The system follows a clean backend-first design:

Conversation Memory: Stored persistently using SQLite
Knowledge Store: Vector embeddings stored in ChromaDB
Embeddings: Sentence Transformers (all-MiniLM-L6-v2)
LLM: Groq-hosted large language model
User Isolation: Separate data directories per user

Each user operates within their own logical “knowledge brain”.

RAG Workflow

User adds documents (text or markdown)
Documents are chunked into overlapping segments
Chunks are embedded into vector representations
Embeddings are stored persistently per user
User queries are matched using semantic similarity
Retrieved context is injected into the LLM prompt
Grounded responses are generated

Knowledge vs Conversation Memory

The system intentionally separates:

Conversation Memory
Used for conversational continuity and stored automatically.
Knowledge Base
Represents factual or long-term information and is updated explicitly to avoid accidental ingestion.

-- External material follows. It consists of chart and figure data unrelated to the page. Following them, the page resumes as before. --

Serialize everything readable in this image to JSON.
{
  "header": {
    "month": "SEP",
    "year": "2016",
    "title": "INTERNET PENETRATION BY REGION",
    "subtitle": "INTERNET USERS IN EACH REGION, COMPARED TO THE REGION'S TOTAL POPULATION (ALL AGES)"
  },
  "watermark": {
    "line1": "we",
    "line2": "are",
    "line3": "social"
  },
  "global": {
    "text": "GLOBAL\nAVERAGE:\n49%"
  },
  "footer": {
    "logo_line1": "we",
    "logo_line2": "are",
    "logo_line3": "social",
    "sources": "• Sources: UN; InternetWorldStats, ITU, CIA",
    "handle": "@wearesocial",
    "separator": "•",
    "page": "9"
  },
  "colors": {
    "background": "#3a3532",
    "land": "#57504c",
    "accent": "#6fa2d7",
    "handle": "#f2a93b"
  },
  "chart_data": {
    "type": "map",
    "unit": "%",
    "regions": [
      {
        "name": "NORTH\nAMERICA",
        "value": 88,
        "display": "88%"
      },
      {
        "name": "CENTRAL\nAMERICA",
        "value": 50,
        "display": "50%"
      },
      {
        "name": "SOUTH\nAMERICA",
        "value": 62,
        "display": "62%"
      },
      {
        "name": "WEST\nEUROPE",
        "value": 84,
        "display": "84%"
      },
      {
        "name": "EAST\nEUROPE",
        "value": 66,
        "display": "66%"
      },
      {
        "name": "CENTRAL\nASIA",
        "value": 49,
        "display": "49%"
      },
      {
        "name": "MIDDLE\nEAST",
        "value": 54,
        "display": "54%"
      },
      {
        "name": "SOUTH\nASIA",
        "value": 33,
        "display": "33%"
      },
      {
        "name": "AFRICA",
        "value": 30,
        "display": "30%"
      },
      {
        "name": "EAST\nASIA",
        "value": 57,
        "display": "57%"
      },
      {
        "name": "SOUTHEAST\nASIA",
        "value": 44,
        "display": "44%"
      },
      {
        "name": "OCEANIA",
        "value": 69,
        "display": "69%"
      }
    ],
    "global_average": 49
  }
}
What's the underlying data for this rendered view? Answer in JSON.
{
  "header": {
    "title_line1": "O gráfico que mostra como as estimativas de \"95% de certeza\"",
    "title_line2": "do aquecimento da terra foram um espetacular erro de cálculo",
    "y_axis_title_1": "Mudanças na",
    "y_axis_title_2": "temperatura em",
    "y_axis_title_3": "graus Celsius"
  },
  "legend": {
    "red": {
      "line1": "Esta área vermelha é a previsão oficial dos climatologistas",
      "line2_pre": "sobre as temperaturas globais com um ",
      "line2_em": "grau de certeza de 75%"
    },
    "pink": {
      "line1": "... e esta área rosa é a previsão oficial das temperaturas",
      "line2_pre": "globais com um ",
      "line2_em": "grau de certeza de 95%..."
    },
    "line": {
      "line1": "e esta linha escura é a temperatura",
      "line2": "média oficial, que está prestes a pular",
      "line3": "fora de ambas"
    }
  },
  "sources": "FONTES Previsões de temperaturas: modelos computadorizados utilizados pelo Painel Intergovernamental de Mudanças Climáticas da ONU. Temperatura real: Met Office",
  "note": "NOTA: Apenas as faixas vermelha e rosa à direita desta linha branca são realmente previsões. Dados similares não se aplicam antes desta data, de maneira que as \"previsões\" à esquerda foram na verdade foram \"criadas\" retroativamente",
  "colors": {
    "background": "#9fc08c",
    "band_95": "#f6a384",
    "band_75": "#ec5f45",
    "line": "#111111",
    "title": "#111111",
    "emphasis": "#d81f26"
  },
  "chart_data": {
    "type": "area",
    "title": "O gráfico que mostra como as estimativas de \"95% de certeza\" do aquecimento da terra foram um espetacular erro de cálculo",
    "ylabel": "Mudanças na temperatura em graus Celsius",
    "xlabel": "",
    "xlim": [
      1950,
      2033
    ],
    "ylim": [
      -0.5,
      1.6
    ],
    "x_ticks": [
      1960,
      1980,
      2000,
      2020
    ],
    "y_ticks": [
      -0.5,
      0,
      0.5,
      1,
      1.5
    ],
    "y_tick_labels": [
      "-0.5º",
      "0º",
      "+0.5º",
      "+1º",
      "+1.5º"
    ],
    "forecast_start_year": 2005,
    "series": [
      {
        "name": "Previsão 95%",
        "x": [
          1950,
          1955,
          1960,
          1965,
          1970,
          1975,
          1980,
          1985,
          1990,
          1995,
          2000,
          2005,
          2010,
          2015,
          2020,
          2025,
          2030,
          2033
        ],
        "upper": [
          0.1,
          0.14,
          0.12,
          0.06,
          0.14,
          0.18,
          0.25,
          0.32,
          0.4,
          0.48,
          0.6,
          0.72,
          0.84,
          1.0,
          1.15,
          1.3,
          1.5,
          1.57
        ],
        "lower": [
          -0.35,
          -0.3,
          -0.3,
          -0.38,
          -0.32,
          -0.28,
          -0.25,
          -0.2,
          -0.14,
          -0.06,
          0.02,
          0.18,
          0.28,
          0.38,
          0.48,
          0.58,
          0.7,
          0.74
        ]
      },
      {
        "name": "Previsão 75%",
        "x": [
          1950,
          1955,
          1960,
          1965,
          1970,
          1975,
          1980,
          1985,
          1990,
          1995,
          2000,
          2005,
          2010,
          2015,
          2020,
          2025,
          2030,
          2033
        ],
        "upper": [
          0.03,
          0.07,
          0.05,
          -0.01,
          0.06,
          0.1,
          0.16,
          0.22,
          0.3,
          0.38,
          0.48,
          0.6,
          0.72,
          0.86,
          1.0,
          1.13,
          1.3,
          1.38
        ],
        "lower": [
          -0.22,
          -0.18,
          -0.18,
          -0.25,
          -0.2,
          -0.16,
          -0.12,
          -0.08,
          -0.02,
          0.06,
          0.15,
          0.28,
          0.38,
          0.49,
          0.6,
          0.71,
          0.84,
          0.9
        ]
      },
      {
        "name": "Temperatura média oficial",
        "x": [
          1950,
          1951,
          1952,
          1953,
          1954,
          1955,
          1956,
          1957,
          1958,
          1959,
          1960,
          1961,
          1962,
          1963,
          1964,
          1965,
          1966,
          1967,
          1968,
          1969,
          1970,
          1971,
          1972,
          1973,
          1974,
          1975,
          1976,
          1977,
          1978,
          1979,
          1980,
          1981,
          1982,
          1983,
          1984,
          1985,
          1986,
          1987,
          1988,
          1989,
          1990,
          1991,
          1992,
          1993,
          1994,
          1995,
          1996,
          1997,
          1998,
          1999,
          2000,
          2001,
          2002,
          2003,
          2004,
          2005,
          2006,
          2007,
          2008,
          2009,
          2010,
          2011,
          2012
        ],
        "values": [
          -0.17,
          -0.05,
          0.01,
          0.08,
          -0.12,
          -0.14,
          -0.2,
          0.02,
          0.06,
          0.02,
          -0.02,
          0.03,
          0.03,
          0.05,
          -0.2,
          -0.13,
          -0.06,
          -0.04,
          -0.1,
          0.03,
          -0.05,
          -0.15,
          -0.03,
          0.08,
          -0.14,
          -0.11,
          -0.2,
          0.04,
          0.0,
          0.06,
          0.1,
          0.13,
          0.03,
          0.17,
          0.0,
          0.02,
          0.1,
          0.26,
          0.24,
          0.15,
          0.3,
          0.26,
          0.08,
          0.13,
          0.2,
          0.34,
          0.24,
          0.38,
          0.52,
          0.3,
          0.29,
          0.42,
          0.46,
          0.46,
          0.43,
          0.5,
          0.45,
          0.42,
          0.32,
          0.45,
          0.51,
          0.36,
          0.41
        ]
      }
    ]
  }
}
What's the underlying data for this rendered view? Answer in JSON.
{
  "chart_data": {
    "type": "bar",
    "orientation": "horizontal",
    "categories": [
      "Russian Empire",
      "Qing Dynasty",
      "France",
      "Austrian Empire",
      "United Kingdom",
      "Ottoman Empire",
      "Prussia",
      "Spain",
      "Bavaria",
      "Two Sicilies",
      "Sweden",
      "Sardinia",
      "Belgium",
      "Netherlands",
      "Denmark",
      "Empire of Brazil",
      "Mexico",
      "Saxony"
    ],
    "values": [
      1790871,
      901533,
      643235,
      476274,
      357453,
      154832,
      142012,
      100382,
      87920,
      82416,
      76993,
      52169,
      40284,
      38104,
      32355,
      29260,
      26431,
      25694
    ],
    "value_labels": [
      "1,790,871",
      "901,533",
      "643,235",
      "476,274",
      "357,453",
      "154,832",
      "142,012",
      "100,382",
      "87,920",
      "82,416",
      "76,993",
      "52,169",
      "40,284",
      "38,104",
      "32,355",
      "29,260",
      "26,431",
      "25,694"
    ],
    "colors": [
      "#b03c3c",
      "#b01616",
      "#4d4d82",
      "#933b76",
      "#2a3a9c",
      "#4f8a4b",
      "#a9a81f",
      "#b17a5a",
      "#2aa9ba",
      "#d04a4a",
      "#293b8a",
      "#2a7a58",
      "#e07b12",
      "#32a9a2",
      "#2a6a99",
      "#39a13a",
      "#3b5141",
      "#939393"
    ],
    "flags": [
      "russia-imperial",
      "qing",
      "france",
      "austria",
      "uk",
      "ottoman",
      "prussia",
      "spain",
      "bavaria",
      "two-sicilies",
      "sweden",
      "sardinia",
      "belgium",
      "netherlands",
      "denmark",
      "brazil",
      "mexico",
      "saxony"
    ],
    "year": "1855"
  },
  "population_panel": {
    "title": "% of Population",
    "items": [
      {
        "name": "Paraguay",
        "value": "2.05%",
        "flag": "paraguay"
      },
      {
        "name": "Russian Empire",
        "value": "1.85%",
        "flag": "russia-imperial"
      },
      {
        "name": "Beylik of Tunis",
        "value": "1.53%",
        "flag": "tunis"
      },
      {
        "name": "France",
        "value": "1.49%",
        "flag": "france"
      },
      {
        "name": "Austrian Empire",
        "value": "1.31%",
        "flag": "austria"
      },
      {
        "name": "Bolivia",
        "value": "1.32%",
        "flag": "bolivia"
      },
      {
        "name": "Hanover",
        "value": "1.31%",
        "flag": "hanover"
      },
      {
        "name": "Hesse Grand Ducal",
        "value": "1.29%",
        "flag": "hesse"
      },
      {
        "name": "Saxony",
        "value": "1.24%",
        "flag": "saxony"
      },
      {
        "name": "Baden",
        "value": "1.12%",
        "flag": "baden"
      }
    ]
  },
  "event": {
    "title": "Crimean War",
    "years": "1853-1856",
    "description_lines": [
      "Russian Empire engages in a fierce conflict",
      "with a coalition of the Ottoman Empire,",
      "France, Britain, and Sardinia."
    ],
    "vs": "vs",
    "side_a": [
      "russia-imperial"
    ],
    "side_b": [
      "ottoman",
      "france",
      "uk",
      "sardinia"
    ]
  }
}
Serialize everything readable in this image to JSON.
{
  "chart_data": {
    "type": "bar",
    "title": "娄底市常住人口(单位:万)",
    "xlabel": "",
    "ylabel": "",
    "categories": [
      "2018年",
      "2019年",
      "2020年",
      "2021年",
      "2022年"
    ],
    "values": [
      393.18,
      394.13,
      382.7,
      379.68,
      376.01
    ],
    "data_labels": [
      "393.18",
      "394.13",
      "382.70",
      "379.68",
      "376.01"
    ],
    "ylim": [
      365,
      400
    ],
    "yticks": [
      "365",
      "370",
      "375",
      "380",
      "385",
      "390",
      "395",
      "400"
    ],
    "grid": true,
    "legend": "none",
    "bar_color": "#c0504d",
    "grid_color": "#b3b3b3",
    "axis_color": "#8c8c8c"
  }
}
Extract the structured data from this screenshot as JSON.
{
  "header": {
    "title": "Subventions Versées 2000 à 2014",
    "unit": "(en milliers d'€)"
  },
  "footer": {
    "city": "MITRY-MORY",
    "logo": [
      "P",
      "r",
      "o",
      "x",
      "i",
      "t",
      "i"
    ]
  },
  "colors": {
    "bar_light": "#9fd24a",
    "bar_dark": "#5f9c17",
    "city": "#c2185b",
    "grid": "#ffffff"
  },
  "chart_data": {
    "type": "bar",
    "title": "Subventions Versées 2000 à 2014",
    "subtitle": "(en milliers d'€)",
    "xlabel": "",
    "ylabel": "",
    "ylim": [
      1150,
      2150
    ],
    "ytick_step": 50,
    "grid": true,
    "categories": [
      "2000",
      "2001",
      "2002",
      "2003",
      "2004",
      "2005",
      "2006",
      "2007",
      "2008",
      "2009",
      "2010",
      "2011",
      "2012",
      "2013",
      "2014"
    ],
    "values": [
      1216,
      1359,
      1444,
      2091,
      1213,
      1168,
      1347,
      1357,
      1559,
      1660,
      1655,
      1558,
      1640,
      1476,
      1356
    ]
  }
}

This design improves accuracy, traceability, and explainability.

Usage Summary

Add documents to the user-specific documents directory
Run the ingestion pipeline to index knowledge
Query the assistant via the backend interface
Responses are generated using retrieved document context

Limitations

Minimal interface (backend-focused)
Manual ingestion step
Limited document formats (text/markdown)

Future Improvements

Web-based chat interface
Document upload via UI
Knowledge editing and deletion
Advanced memory summarization
Multi-agent reasoning workflows

Conclusion

Personal Knowledge Brain demonstrates a practical and extensible implementation of a user-scoped RAG system with persistent memory. The project emphasizes correctness, modularity, and real-world applicability over superficial features.